FlashInfer — Paged Decode
FlashInfer is purpose-built for paged KV cache inference. Its key advantage over standard FlashAttention is native support for non-contiguous (paged) K/V memory via block tables.
# FlashInfer decode kernel (conceptual):
# For each query token q_i (one per decoding request):
# For each logical KV block b_j in block_table[i]:
# phys_block = block_table[i][b_j]
# k_slice = kv_cache[phys_block, :, :] # tokens in this block
# v_slice = kv_cache[phys_block, :, :]
# partial_attn += softmax(q_i · k_slice^T) · v_slice
# output[i] = partial_attn (flash-style: online softmax)
FlashInfer uses a workspace-based API where the block tables and sequence lengths are pre-registered in a BatchDecodeWithPagedKVCacheWrapper, allowing the kernel to be replayed with low overhead each iteration.
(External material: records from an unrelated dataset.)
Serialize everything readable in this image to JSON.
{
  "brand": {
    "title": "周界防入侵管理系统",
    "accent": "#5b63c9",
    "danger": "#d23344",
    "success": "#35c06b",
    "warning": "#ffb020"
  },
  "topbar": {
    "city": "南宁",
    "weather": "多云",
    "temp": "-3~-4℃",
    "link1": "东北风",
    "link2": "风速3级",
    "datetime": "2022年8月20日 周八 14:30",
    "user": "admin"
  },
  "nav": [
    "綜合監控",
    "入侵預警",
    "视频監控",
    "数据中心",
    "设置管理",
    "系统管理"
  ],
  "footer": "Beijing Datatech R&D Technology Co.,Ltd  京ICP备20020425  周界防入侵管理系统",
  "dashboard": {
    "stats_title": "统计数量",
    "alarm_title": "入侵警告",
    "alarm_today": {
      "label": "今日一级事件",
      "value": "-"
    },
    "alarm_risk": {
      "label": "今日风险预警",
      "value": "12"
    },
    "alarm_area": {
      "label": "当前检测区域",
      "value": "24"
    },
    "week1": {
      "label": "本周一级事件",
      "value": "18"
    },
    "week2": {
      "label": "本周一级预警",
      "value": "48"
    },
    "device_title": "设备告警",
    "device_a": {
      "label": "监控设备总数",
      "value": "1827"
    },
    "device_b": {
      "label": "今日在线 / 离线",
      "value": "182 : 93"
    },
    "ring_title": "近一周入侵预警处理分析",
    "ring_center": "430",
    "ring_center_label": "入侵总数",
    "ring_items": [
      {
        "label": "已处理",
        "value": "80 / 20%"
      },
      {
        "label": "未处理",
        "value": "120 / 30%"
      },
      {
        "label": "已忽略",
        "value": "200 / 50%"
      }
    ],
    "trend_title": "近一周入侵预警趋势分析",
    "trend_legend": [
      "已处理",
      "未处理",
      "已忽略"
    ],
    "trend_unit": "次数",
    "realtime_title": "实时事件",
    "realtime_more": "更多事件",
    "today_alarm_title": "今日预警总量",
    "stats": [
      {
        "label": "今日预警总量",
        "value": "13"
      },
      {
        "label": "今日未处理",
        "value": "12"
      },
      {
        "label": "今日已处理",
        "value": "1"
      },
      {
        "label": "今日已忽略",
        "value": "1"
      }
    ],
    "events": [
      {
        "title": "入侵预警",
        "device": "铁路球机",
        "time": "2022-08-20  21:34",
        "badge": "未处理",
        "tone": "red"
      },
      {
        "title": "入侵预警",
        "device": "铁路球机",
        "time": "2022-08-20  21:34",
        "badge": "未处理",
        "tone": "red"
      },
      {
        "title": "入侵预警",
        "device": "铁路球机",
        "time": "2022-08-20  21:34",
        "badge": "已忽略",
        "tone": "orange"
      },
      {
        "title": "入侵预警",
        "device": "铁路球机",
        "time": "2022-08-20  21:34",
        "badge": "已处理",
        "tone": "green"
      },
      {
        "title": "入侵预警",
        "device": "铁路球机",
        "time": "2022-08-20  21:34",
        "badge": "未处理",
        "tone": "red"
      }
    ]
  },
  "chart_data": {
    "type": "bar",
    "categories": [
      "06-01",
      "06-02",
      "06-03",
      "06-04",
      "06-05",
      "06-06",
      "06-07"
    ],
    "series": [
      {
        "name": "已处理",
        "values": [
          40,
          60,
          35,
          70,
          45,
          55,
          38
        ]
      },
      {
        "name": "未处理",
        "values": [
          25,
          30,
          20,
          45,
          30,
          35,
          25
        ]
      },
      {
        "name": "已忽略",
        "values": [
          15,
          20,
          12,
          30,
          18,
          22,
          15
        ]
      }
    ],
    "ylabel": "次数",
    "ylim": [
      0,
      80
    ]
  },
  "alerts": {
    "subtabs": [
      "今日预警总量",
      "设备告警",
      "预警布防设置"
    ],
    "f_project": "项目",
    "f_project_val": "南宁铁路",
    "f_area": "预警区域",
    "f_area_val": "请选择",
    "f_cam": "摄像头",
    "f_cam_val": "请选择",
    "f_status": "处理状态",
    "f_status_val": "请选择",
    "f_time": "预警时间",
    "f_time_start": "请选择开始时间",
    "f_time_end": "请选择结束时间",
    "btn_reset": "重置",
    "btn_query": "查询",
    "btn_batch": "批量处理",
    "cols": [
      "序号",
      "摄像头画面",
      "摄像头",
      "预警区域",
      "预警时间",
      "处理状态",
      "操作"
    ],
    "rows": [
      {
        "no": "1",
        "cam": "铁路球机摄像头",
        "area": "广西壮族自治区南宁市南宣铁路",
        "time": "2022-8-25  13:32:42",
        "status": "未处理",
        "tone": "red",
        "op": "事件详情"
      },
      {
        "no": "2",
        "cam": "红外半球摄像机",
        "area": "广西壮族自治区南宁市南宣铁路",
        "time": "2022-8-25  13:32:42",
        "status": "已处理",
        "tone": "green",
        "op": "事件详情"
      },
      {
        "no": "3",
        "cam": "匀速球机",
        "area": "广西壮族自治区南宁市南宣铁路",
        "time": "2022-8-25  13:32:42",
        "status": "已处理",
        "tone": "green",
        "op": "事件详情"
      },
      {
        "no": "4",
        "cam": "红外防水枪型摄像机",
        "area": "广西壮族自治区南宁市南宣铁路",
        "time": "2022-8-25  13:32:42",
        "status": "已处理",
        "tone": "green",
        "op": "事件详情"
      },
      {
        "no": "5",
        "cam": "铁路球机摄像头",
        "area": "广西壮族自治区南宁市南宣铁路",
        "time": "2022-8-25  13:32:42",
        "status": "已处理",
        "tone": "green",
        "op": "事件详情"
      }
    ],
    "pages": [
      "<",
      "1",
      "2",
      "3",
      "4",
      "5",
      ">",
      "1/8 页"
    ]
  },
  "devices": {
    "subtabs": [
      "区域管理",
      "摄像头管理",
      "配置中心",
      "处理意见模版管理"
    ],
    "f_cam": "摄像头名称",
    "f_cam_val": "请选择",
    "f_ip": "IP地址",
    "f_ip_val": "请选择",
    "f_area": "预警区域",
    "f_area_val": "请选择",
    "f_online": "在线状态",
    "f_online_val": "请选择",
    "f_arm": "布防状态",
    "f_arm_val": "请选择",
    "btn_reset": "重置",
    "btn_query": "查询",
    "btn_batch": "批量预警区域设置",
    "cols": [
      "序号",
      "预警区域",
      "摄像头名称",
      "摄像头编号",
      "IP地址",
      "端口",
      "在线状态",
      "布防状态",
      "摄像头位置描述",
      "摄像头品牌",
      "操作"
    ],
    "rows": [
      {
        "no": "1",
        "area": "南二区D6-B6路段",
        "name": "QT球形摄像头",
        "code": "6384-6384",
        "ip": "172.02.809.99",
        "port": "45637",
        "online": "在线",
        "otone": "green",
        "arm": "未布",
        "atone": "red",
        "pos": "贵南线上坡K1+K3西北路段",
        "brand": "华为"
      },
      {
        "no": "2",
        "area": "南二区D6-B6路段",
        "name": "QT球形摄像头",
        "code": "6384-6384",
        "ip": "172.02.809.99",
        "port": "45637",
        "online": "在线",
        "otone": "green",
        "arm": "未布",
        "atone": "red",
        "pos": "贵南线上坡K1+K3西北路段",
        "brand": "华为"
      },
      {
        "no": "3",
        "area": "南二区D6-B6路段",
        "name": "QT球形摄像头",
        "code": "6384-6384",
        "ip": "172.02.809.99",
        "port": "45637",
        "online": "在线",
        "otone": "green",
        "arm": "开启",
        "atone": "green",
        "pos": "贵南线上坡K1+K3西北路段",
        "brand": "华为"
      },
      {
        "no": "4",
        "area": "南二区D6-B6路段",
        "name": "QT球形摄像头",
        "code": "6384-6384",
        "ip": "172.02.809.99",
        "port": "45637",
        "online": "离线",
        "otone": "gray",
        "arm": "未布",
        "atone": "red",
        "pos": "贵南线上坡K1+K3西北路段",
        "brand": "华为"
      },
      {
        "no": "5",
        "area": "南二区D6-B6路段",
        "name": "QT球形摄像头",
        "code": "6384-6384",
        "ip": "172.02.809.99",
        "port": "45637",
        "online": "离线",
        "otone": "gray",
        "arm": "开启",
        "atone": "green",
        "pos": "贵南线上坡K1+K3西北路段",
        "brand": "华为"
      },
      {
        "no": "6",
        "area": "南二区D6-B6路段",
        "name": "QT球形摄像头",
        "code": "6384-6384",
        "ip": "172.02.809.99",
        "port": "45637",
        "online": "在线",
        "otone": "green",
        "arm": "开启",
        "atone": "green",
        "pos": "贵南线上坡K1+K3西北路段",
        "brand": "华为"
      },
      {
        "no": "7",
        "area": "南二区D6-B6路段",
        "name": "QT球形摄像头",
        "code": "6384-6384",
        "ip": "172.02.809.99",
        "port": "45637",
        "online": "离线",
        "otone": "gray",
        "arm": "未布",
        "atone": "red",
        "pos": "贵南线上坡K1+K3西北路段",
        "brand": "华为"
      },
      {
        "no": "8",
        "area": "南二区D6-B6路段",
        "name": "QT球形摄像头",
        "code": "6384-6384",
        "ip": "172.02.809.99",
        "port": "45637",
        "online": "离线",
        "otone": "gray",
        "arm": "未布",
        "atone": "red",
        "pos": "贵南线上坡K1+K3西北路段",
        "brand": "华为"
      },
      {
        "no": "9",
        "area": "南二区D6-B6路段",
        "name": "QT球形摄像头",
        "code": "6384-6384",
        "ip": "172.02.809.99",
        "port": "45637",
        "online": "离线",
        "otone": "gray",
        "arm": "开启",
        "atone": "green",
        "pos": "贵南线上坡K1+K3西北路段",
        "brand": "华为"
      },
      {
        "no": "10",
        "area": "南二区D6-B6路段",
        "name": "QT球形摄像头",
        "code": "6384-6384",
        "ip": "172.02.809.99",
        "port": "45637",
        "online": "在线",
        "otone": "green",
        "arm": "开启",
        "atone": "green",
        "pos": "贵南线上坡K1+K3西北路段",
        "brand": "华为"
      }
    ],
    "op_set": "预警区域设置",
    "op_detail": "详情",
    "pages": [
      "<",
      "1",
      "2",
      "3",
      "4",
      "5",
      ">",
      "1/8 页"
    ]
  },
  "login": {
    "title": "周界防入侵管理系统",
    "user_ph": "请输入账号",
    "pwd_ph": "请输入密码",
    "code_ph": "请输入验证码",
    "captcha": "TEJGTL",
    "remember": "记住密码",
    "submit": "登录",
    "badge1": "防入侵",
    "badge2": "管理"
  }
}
# vLLM's use of FlashInfer
from flashinfer import BatchDecodeWithPagedKVCacheWrapper
wrapper = BatchDecodeWithPagedKVCacheWrapper(workspace_buffer)
wrapper.plan(
indptr=seq_indptr,
indices=block_tables_flat,
last_page_len=last_page_lengths,
num_qo_heads=num_q_heads,
num_kv_heads=num_kv_heads,
head_dim=head_dim,
page_size=block_size,
)
output = wrapper.run(query, kv_cache)
AttentionMetadata
Per-Iteration Attention State
Source: vllm/v1/attention/backend.py
Constructed by _prepare_inputs() in the model runner. Carries all per-batch metadata needed by the attention kernel:
@dataclass
class AttentionMetadata:
# Which tokens are in prefill vs. decode phase
num_prefill_tokens: int
num_decode_tokens: int
# Sequence lengths (including cache)
seq_lens: list[int] # total context length per seq
query_lens: list[int] # how many query tokens per seq
# Block table: [num_seqs, max_blocks_per_seq]
# Maps logical block index → physical GPU block ID
block_tables: torch.Tensor
# For prefill: causal mask indices
# For decode: page sizes, indptr arrays for FlashInfer
# Slot mapping: where to write new K/V values in the cache
slot_mapping: torch.Tensor # [num_tokens] → flat cache index
Slot Mapping
When new tokens arrive (prefill or decode), their K and V values must be written into the physical KV cache at the right position. The slot mapping translates each input token's logical position to a flat index into the physical cache tensor:
# Example: 2 blocks of size 4, request at position 6
# logical position 6 → block 1 (positions 4-7) → offset 2
# physical block ID = block_table[req][1] = 7
# slot = 7 * block_size + 2 = 7 * 4 + 2 = 30
slot_mapping[token_idx] = 30 # write K/V here in the flat cache
Prefill vs. Decode Paths
The attention kernel behaves differently depending on the phase:
Q, K, V all from the prompt. Causal mask (can't attend to future tokens). Compute-bound. Uses FlashAttention (tiled SRAM computation). Sequence length can be thousands of tokens.
Q is one new token per sequence. K, V come from the cache. Bandwidth-bound (need to read all cached K/V). Uses FlashInfer (paged gather). query_len=1 per sequence.
# In the model runner, the batch contains BOTH:
# - Prefill tokens (contiguous block at the front of input_ids)
# - Decode tokens (one token per decoding request, at the end)
#
# input_ids = [pref0, pref1, pref2, pref3, dec0, dec1]
# ← prefill (4 tok) → ← decode (2 tok) →
#
# Attention handles them separately:
if num_prefill_tokens > 0:
prefill_output = flash_attn(q_prefill, k_prefill, v_prefill, ...)
if num_decode_tokens > 0:
decode_output = flashinfer_paged_decode(q_decode, kv_cache, block_tables, ...)